Ce matin, les journaux narrent que Macron "se fait plus social". En cause, son "absence de fétichisme du chiffre" pour la retraite à 65 ans et la possibilité d'aller seulement jusqu'à 64. Mieux "il est ouvert à un référendum" Et alors, pas belle la vie ? Il arrive ce barrage ? 

Pour reprendre les amabilités Giscard / Mitterrand, quand Macron dira à le Pen que son programme appartient au passé, elle pourra, à raison, lui rétorquer que son quinquennat affiche un impressionnant passif. Et c'est à cause de ce dernier que la négociation d'hier est mal embarquée. Le compromis historique français depuis 40 ans a toujours poussé les Présidents à faire moins que promis en se rapprochant du centre. Mitterrand, Jospin, Hollande durent écornés un peu, beaucoup, à la folie, leurs mesures de gauche pour complaire aux marchés et à l'UE. Chirac, Juppé et Sarkozy durent mettre beaucoup d'eau dans leur vin pour ne pas courroucer la rue, les profs, les usines et renoncer aux mesures les plus anti sociales. À l'inverse, Macron promis peu aux marchés (l'ISF et la flat tax) et alla beaucoup plus loin. La violence inouïe de sa réforme de l'assurance chômage en est l'illustration la plus criante, sa réforme des retraites escamotée par le Covid, itou. Et il monte en tensions avec son travail forcé pour le RSA et donc la réforme des retraites à 65 ans. Peu importe, au fond, qu'il dise être prêt à céder un an, il repartira de l'avant, c'est son mantra.

Pour la première fois, la France a élu un idéologue. C'est vraiment Madelin en plus malin, en plus madré, en plus charismatique. Une haine, non pas de l'État (il adore jouer le chef de guerre, pincer les joues des flics et se montrer démiurge de la nouvelle économie) mais de la fonction publique. En apparence, c'est la seule promesse faite aux marchés qu'il n'a pas rempli : supprimer 120 000 fonctionnaires. Mais il est plus pernicieux, plus vicieux que ses prédécesseurs néolibéraux. Plus malin, aussi. Plutôt que d'affronter les syndicats sur des mesures inacceptables, il joue le pourrissement et rend la fonction publique si inattractive qu'elle meurt d'elle même.

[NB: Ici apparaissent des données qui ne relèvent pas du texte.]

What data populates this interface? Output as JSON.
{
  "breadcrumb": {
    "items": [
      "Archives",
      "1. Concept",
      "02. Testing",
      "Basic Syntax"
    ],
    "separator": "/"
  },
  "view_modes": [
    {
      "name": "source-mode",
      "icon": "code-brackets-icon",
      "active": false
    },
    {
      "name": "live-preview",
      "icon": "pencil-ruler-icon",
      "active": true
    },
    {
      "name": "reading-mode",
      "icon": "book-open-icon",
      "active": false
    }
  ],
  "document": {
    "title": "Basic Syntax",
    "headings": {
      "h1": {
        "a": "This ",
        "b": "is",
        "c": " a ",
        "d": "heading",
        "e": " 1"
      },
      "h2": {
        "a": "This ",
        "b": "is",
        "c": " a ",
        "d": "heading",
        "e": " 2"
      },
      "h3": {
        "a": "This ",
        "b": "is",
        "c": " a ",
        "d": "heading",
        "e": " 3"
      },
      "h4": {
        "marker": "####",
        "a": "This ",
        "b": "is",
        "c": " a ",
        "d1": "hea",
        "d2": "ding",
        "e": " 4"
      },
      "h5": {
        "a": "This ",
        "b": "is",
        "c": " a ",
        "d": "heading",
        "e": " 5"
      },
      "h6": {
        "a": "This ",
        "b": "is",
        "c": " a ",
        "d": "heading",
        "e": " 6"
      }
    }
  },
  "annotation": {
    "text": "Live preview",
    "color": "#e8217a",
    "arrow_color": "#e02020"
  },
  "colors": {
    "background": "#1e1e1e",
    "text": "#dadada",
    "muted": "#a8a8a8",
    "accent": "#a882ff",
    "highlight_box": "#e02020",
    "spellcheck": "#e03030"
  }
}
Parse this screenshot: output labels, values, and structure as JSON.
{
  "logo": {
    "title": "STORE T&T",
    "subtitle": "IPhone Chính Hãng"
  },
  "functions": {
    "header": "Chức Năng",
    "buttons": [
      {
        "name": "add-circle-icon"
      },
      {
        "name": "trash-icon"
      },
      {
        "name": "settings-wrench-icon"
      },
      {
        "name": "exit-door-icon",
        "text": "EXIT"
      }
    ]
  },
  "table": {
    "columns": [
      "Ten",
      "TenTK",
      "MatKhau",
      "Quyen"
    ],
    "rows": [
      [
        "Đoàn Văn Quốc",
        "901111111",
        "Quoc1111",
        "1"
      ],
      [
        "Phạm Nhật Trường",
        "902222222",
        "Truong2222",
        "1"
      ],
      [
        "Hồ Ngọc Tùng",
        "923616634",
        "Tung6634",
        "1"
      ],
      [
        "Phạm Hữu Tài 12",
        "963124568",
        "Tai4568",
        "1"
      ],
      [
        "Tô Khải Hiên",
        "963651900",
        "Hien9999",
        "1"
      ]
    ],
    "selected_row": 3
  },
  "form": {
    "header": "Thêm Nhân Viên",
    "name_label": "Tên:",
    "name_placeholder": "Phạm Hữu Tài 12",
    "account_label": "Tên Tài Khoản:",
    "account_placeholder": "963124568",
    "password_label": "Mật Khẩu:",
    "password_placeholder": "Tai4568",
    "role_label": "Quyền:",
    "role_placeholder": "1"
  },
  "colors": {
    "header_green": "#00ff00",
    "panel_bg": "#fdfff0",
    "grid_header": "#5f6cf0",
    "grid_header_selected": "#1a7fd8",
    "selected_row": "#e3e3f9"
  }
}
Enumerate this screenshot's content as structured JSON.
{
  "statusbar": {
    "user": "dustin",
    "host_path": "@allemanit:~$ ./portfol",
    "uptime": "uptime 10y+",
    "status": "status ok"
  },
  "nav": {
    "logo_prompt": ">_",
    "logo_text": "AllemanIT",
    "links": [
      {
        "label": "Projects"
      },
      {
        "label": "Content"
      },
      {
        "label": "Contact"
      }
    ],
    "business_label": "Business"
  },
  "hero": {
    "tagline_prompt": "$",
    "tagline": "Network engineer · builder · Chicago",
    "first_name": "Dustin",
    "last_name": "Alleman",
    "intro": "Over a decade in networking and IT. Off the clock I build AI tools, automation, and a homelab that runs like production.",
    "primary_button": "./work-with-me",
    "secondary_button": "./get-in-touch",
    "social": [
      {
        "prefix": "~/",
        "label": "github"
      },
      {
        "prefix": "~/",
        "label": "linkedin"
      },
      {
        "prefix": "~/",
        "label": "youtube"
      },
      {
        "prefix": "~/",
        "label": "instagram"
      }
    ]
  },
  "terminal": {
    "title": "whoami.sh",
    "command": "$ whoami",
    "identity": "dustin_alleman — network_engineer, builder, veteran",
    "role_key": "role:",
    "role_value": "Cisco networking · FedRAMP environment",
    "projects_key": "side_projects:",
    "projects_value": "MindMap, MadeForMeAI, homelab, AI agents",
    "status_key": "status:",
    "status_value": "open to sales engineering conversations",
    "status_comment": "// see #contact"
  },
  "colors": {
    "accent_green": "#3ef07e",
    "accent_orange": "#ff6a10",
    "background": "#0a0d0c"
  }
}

Sous son quinquennat, le nombre d'aspirants aux concours de professeur.es a plus chuté que la cote de Valérie Pécresse, c'est dire. Idem pour l'hôpital public que son "Ségur" en trompe l'oeil ne sauve pas. Idem pour la justice où les heures supp (non payées) sont la norme et que Dupond Moretti ne sauvera pas. Niveau suppression de fonctionnaires, il a tout de même donné des gages étonnants : Bercy par l'intermédiaire de Darmanin a supprimé 5 800 postes de fonctionnaires aux impôts, chargés de la lutte contre la fraude, pour leur substituer des algos traquant les mouvements suspects. Le service qui pouvait renflouer l'État se retrouve à la diète, ballot. Imaginez que ça soit fait à dessein pour complaire à ses potes oligarques, mais je n'ose y croire. Hormis les flics (précieux pour réprimer les mouvements sociaux), nos services publics peinent à attirer autre chose que des vacataires, des intérimaires, des bouches misère. 

Voilà le passif, en cinq ans. Alors vous comprendre qu'hier, la négo du bout du lèvre soit aussi crédible qu'un voeu d'abstinence médiatique de BHL. Quant à "la possibilité d'un référendum" si c'est aussi brillant et abouti que le Grand Débat ou la Convention Citoyenne pour le Climat, on trépigne par avance. 

Encore un effort, Macron, on ne veut pas de votre charité, on veut le vrai partage.